Stephen Colbert Jumps to YouTube Days After CBS Exit
Stephen Colbert wastes no time: days after leaving The Late Show, he’s back with a new YouTube channel.
Well, that didn't take long. Days after signing off from The Late Show, Stephen Colbert popped up on YouTube with a brand-new channel and immediately lit up the internet.
Colbert leaves CBS, shows up on local TV, and launches a channel
Colbert quietly rolled out a YouTube channel just a few days after his final Late Show episode. It didn't sit there gathering dust: subscriptions raced past 120,000 almost instantly, driven by a single hour-long upload titled "Only In Monroe - May 22, 2026. "
That video isn't a glossy studio comeback. It's Colbert appearing on Monroe Community Media in Monroe, dropping in with the same loose, mischievous energy he used to sneak into cable access years ago. He even cracked a joke about how little downtime he'd given himself after network TV.
It's been an excruciating 23 hours without being on TV, so I am grateful to be able to be here on Monroe Community Media before they also get acquired by Paramount
That line wasn't just a gag. It fed right into the chatter already swirling around his exit and the corporate soap opera behind it. Paramount, CBS's parent company, was recently bought by Larry and David Ellison in an $8 billion deal. Colbert's jab tied his departure to the bigger boardroom drama in a way that fans and media execs definitely clocked.
Why this blew up so fast
- Timeline whiplash: Final Late Show episode airs, and within days he launches a YouTube channel and turns up on Monroe Community Media.
- Instant audience: The channel quickly tops 120,000 subscribers with just one video.
- The video: An hour-long "Only In Monroe - May 22, 2026" appearance, loose and very much not network TV.
- The quote: A pointed joke about being off TV for 23 hours and a wink at Paramount's new ownership.

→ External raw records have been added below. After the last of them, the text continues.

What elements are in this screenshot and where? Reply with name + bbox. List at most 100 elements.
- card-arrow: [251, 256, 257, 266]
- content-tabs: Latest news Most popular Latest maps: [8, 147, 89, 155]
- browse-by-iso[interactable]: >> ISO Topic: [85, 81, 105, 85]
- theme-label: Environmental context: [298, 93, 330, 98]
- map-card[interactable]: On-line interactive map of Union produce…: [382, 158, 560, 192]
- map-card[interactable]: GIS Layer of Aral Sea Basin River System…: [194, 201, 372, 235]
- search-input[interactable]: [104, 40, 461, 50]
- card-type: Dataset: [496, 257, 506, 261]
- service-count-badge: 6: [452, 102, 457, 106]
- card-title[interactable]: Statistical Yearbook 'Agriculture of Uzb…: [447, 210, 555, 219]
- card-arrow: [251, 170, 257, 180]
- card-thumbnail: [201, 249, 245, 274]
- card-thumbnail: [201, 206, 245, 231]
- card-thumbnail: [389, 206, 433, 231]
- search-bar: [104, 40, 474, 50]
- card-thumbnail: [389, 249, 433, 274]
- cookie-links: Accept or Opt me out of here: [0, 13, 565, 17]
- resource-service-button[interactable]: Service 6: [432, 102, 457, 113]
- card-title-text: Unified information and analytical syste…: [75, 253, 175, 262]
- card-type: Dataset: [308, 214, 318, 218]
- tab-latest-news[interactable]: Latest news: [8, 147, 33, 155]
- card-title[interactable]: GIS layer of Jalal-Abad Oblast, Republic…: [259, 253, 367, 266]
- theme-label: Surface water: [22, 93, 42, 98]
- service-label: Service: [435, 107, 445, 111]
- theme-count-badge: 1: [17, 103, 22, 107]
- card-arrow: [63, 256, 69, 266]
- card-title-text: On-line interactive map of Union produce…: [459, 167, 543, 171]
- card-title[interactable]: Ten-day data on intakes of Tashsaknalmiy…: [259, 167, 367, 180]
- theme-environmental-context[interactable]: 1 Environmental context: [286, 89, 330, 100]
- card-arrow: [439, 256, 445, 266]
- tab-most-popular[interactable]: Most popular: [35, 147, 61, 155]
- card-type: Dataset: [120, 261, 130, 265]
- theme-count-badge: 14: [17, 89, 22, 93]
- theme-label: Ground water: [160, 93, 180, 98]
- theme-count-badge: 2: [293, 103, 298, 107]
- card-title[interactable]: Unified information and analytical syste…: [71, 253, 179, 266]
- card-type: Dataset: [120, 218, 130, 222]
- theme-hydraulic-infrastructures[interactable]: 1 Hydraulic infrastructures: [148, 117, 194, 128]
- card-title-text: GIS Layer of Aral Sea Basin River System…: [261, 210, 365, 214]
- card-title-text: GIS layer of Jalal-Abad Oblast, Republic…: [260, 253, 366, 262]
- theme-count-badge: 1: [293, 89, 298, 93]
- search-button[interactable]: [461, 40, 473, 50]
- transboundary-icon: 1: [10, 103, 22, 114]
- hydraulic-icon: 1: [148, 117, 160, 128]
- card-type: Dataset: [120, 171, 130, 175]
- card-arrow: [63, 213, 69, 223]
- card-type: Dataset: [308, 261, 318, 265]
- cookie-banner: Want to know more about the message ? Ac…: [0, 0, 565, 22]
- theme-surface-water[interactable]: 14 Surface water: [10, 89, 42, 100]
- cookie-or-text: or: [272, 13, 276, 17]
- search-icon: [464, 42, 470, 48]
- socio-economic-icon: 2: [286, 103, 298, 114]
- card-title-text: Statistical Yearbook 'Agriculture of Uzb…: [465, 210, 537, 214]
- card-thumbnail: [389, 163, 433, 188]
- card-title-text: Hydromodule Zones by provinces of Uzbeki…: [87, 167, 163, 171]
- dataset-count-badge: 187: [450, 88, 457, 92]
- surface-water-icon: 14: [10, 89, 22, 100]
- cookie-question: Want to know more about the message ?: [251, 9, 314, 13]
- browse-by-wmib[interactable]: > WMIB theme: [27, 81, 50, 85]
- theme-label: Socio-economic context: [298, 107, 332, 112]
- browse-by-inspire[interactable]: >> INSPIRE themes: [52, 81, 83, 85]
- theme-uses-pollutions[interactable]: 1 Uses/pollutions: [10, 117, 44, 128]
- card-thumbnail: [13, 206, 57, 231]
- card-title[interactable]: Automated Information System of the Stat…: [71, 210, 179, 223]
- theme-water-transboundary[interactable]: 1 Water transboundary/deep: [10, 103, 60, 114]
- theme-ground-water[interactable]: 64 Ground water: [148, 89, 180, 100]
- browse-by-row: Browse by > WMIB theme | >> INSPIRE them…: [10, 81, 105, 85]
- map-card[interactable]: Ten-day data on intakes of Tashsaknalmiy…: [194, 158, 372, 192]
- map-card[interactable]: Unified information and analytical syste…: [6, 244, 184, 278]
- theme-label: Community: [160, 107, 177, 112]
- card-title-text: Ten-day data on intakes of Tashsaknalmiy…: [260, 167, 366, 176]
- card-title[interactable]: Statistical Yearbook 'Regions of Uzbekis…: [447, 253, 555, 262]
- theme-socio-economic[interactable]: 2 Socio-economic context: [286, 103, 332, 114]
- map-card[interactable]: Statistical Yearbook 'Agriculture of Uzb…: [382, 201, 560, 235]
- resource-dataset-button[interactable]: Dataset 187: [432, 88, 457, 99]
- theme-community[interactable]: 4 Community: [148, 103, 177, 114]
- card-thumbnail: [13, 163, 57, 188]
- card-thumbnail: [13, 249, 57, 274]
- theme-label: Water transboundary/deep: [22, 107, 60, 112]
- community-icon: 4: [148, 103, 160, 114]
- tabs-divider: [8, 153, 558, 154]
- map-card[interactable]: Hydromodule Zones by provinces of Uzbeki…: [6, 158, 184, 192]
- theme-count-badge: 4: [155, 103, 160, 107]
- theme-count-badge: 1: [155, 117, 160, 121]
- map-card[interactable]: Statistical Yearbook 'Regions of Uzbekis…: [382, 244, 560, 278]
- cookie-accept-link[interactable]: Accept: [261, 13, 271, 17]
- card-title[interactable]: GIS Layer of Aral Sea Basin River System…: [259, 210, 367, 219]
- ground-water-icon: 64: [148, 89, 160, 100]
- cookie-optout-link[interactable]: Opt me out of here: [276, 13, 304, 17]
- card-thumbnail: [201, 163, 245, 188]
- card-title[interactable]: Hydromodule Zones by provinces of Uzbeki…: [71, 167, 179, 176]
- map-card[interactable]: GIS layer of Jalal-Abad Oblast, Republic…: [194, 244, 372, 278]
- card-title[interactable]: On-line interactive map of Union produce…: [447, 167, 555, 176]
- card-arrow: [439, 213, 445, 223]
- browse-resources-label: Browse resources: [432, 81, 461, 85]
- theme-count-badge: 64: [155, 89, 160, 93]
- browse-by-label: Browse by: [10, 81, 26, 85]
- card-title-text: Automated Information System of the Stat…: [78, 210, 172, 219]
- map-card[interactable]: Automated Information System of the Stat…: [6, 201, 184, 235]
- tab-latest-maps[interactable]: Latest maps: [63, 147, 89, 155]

- The reaction: Clips from the appearance started bouncing all over social platforms, and the "what's he doing next?" watch went into overdrive.
The subtext everyone's talking about
Colbert's departure from The Late Show had already kicked up a ton of speculation online, with fans and industry folks trying to read the tea leaves on how much the Paramount merger turmoil played into it. So when he reemerged almost immediately, on a local outlet, and tossed a grenade of a joke straight at CBS's parent company, it only intensified the conversation.
Bottom line: viewers are clearly eager for Colbert's next move, and he knows exactly how to keep them watching. If this is the tone-setter for his post-network phase, expect more sharp, low-friction appearances that live online first and say the quiet part out loud.